Kaling explained that after "The Office" got big, the eatery mailed one of its signature lobster hats to the writers. Now, during meetings, Kaling and the other scribes fight for the crustacean crown. Head writer Greg Daniels, also known for his work with "The Simpsons" and "King of the Hill," gives the Cooper's lobster top to the one who makes the best episode pitch.
Not far from the seafood shack were two big stops for Kaling, Alfredo's Pizza Cafe and Poor Richard's Pub. Alfredo's is a pizza place used in a recent episode in which Michael accidentally orders pies from Pizza by Alfredo as opposed to the superior Alfredo's Pizza, much to the consternation of his staff ("It's like eating a hot circle of garbage.").
Pizza by Alfredo doesn't exist, but Alfredo's Pizza Cafe does.
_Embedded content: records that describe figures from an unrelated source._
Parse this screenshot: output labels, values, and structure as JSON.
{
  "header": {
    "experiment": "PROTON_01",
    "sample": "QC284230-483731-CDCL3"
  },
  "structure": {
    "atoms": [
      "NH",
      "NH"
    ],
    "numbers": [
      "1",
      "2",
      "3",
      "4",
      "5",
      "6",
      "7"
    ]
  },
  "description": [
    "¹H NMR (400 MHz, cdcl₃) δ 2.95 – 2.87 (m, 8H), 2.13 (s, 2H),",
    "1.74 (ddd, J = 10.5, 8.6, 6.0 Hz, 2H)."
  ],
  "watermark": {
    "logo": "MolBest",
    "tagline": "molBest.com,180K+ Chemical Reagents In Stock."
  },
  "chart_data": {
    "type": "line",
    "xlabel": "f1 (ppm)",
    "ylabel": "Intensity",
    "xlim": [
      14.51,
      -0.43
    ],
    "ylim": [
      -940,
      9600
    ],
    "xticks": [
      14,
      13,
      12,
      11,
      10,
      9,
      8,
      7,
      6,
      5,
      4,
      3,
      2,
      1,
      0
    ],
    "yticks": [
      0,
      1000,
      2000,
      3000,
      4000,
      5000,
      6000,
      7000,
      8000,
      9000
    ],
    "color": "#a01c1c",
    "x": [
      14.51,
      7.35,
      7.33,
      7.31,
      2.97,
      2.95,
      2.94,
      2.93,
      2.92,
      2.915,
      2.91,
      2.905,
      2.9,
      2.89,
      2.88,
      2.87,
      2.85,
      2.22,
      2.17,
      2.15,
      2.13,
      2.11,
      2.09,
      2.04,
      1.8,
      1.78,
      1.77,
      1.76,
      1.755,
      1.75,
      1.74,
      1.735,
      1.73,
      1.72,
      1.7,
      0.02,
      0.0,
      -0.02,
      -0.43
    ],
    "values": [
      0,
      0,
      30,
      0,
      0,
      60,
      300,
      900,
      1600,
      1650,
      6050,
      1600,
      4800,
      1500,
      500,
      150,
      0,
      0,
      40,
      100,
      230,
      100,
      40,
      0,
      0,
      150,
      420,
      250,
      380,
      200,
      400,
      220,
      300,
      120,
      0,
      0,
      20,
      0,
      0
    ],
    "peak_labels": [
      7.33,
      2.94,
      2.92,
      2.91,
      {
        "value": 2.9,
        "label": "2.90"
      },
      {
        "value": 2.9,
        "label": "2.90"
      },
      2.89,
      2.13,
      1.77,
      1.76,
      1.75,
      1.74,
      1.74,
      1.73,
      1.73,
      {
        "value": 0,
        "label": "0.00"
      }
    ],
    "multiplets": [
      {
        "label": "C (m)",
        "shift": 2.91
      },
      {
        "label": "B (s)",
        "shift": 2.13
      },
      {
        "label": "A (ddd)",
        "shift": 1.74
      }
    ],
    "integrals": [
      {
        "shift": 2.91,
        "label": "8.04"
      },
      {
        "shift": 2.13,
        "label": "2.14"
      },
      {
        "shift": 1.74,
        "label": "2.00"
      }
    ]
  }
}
It's in a strip mall, and Hailstone gives it his seal of approval to Kaling's delight.
Nearby is Poor Richard's, which is the "Office" hangout, thanks to Kaling, who found the bar on Google and wrote it into the show.
IT'S, LIKE, ELECTRIC Visit the Scranton haunts of "The Office" in an audio slideshow at boston.com/travel.
As we drove up, Kaling looked panicky because it wasn't until after the first Poor Richard's episode aired that she found out the real-life bar is in a bowling alley.
"I happened to pick the one bar that makes little to no sense," she said, as we pulled into the parking lot. "Now we're stuck there. That's the mistake you make when you're a 25-year-old staff writer."
But when she walked in, Kaling looked relieved to see that Poor Richard's looks a lot like it does on the show. There's plenty of room, plenty of regulars - it's just that there happens to be a bowling alley on the other side of the bar.
"I can't believe this is Poor Richard's. That's so awesome," she said, wandering from the bowling area into the dark saloon. "I've never seen so many, like, small children and adolescents near, like, a bar. A bitchin' bar. I think that's lots of fun. I think Michael Scott would think this is heaven."
After the bar, Kaling got a hair and make-up touch-up before she began her afternoon of interviews and meet-and-greets with fans at the University of Scranton . The school is a special place for her character because, as Kaling said, in her most lovelorn, Kelly-ish of voices, "Ryan went there."
Newton native B.J. Novak plays Ryan Howard, a cocky former Dunder Mifflin temp who left Kelly after being promoted to corporate. Ryan got his MBA at the school, but Kaling imagines he would not have allowed Kelly to come with him to campus.
"Oh God no, I think he'd be too embarrassed," she said.
While her character's relationships have been rocky, Kaling said, there is love in Scranton. When she writes for "The Office," specifically episodes where main love interests Jim and Pam are falling for each other, Kaling said she has a habit of picturing her real-life friends Krasinski and Jenna Fischer in Los Angeles because that's all she knows. But after surveying the rolling hills of Scranton, its brick skyline, and its quaint bistros in strip malls, Kaling said she'll be able to imagine Pam and Jim together in their rightful place.
"That they'd actually be in love in a city like this," Kaling said, "it makes it more romantic and real. True love can happen in a small town."
Our guide, Hailstone, laughed and said, "It happens every day."